AWS, Azure and Google intensify cloud price war

AzureAs price competition intensifies among the top three cloud service providers, one analyst has warned that cloud buyers should not get drawn into a race to the bottom.

Following price cuts by AWS and Google, last week Microsoft lowered the price bar further with cuts to its Azure service. Though smaller players will struggle to compete on costs, the cloud service is a long way from an oligopoly, according to Quocirca analyst Clive Longbottom.

Amazon Web Services began the bidding in early January as chief technology evangelist Jeff Barr announced the company’s 51st cloud price cut on his official AWS blog.

In January 8th Google’s Julia Ferraioli argued via a blog post that Google is now a cheaper offering (in terms of cost effectiveness) as a result of its discounting scheme. “Google is anywhere from 15 to 41% less expensive than AWS for compute resources,” said Ferraioli. The key to the latest Google lead in cost effectiveness is automatic sustained usage discounts and custom machine types that AWS can’t match, claimed Ferraioli.

Last week Microsoft’s Cloud Platform product marketing director Nicole Herskowitz announced the latest round of price competition in a company blog post announcing a 17% cut off the prices of its Dv2 Virtual Machines.

Herskowitz claimed that Microsoft offers better price performance because, unlike AWS EC2, its Azure’s Dv2 instances have include load balancing and auto-scaling built-in at no extra charge.

Microsoft is also aiming to change the perception of AWS’s superiority as an infrastructure service provider. “Azure customers are using the rich set of services spanning IaaS and PaaS,” wrote Herskowitz, “today, more than half of Azure IaaS customers are benefiting by adopting higher level PaaS services.”

Price is not everything in this market warned Quocirca analyst Longbottom, an equally important side of any cloud deal is overall value. “Even though AWS, Microsoft and Google all offer high availability and there is little doubting their professionalism in putting the stack together, it doesn’t mean that these are the right platform for all workloads. They have all had downtime that shouldn’t have happened,” said Longbottom.

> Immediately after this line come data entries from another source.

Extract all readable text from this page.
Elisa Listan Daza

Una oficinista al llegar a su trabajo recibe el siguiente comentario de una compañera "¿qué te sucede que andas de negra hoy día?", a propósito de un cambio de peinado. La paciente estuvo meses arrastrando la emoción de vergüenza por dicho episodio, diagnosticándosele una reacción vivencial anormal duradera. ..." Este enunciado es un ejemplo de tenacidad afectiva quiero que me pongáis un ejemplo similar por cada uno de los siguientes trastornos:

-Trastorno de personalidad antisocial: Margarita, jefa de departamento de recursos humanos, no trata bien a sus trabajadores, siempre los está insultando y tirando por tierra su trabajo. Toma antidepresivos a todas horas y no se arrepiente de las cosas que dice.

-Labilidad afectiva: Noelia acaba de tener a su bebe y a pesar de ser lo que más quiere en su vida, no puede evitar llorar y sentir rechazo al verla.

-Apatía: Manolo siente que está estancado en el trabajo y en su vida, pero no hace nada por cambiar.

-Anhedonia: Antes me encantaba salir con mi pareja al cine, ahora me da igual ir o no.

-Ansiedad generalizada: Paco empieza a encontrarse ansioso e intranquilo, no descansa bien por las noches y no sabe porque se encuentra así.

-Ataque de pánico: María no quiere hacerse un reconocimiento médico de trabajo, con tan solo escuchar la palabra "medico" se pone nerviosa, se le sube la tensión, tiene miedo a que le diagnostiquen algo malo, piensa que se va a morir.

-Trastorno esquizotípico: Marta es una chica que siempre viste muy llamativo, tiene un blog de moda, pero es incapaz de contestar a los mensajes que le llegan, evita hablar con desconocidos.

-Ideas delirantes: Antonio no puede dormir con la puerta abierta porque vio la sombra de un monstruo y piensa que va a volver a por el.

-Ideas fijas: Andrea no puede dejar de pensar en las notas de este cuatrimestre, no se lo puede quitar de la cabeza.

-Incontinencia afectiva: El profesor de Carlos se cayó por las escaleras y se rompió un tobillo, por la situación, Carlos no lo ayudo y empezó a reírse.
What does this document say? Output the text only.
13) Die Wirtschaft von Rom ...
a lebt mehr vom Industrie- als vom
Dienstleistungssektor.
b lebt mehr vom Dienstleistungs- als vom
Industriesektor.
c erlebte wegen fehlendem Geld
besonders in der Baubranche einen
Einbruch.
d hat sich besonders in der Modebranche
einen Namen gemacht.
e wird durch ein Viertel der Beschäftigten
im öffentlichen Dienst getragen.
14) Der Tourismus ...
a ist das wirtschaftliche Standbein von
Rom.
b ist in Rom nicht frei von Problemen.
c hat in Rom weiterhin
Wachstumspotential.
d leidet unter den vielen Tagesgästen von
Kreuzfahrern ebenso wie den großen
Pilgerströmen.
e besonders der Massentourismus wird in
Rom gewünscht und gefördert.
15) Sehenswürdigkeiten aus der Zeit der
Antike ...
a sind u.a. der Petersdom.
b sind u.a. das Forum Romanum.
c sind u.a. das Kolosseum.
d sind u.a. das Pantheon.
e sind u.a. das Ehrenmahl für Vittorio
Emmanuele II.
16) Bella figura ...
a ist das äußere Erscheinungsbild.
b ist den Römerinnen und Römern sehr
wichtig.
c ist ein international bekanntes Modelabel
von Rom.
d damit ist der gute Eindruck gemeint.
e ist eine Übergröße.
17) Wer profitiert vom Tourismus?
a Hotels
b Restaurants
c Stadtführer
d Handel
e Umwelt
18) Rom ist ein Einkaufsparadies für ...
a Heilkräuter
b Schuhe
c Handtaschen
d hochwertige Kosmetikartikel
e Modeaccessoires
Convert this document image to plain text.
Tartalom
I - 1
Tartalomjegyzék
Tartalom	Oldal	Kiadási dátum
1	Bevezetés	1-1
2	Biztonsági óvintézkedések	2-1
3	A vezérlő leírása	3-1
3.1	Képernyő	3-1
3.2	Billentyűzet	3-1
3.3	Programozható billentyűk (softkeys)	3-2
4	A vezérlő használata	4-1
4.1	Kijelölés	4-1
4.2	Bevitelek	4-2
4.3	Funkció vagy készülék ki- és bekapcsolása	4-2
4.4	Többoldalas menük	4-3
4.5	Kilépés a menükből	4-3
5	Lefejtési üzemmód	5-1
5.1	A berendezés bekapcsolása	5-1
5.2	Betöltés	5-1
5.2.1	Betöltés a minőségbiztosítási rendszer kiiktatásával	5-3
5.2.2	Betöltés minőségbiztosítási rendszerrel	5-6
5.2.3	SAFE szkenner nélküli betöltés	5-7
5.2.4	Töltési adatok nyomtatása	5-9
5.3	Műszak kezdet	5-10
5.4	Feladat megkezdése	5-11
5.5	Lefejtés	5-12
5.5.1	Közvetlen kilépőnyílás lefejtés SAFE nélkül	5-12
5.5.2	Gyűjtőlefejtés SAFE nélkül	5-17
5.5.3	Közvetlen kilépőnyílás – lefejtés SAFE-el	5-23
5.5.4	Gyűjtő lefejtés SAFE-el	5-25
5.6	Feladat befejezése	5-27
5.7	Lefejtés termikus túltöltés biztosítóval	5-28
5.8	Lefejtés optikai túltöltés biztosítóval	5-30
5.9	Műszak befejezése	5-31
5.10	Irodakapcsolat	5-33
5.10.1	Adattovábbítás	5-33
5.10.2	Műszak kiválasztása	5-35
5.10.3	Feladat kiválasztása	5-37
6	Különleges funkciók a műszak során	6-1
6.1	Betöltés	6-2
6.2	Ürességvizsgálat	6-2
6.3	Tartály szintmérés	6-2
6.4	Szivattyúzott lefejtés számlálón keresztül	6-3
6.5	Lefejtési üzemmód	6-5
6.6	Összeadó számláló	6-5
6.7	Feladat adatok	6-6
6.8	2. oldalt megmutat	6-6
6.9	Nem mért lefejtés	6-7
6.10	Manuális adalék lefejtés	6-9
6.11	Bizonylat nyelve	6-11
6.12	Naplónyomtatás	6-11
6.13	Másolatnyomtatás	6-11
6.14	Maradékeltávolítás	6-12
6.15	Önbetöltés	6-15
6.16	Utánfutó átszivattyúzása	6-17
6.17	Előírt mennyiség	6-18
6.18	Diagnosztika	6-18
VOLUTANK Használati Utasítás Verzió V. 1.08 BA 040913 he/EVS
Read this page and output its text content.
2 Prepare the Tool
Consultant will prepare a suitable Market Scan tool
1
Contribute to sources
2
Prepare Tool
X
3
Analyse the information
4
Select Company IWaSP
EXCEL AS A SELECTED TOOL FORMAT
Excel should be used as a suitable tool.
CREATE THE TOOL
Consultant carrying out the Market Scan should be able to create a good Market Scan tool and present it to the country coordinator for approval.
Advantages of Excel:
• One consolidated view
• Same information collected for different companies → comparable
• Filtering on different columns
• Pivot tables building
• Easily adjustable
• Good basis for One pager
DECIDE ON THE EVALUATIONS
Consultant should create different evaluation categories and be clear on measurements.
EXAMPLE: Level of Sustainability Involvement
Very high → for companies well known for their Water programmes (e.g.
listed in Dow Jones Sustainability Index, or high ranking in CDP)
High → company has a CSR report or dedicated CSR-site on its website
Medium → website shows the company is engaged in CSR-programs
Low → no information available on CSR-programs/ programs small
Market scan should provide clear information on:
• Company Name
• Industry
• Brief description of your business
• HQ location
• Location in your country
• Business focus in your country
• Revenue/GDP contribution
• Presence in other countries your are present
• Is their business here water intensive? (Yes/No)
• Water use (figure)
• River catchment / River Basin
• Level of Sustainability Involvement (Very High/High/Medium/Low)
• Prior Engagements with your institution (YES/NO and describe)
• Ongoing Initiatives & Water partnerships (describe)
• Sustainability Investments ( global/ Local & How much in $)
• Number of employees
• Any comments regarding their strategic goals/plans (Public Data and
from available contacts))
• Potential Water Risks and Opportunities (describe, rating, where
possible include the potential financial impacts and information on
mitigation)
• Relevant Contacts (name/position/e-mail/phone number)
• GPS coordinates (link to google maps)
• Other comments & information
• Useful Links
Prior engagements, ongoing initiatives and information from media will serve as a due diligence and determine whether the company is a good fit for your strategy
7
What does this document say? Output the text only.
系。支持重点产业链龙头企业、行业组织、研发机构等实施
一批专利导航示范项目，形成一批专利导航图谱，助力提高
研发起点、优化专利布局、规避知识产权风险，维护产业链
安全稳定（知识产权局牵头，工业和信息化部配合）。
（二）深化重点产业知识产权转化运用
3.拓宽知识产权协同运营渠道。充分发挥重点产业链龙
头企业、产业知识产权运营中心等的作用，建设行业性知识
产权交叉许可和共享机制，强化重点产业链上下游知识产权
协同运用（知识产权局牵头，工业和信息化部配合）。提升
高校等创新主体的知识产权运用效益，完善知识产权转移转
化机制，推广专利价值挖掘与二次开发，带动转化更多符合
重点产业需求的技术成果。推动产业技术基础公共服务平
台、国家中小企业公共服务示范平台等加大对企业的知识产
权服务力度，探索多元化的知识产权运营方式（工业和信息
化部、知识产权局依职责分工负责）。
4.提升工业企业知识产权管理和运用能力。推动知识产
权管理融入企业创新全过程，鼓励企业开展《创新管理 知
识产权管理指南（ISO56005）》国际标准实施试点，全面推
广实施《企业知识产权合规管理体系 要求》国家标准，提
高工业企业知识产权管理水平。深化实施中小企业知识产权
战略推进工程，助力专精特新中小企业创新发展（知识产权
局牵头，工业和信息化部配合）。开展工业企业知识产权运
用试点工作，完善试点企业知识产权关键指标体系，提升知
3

The level of risk the provider is willing to protect the customer from and the business and technical help they provide are still deal breakers, Longbottom said. “If you need more support, then it may well be that something like IBM SoftLayer is a better bet. If you want pre-prepared software as a service, then you need to look elsewhere. So it’s still horses for courses and these three are not the only horses in town.”